Сейчас ему было все равно. Для него все было кончено, он видел это по лицам офицеров. Во всем этом не было его вины, он никогда не работал разведчиком на земле, на земле он не умел воевать. Он просто ничего не знал об этой войне, он впервые видел противника, даже пленных он видел только издали. Он непоправимо ошибся, надо было узнать, кто в доме. Ужасно глупо, мальчишески глупо!… Борисов и стрелок могут погибнуть так же бессмысленно по его вине. Эта мысль показалась такой мучительной, что он забыл об остальном.
Он машинально наклонился завязать шнурок ботинка. Конвойный стремительно ткнул его автоматом под ребро:
– Stehen!{3}
– Обыскать, – крикнул офицер.
Солдат подскочил к Морозову. Карманы его были пусты, если не считать ста марок. С него сняли ботинки и портянки, и он стоял теперь босой.
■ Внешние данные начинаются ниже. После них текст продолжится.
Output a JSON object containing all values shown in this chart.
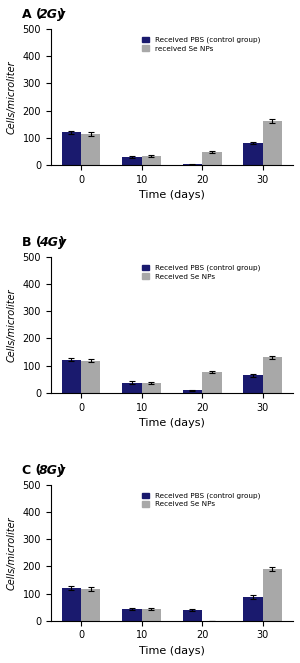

На столе перед офицерами лежали две книжечки. В одной, синей, было сказано, что владелец ее Николай Морозов, капитан полка морской авиации, в другой, красной, что он член Союза коммунистической молодежи.
– Господин оберст, – подобострастно сказал по-немецки переводчик, – пленный – капитан морской авиации, член Союза коммунистической молодежи.
Оберст брезгливо отодвинул от себя обе книжечки и чашку, из которой пил кофе, вздохнул и сказал:
– Расстрелять. Мы не берем в плен коммунистов. Расстрелять для ровного счета.
– Для какого счета? – переспросил офицер.
– Для ровного, – повторил оберст. – Мне не хватает двух человек для ровного счета.
Офицер посмотрел на оберста и, решив, что это шутка, улыбнулся.
«Мы передали бы его гестапо, но части гестапо уже выступили из города, нам, собственно, ничего не нужно от этого капитана, – подумал офицер. – Расстрелять так расстрелять».
– Переводчик, переведите, я задам несколько вопросов.
– Где вы взяли эту одежду? Сто марок? Зачем переоделись? – спросил переводчик.
– Одежду снял с убитого, у него в кармане были марки, хотел добраться до своих.
Переводчик перевел ответ Морозова офицерам.
– Вы убили этого человека? – хотел спросить младший офицер, но оберст сказал, что в данном случае это совершенно безразлично.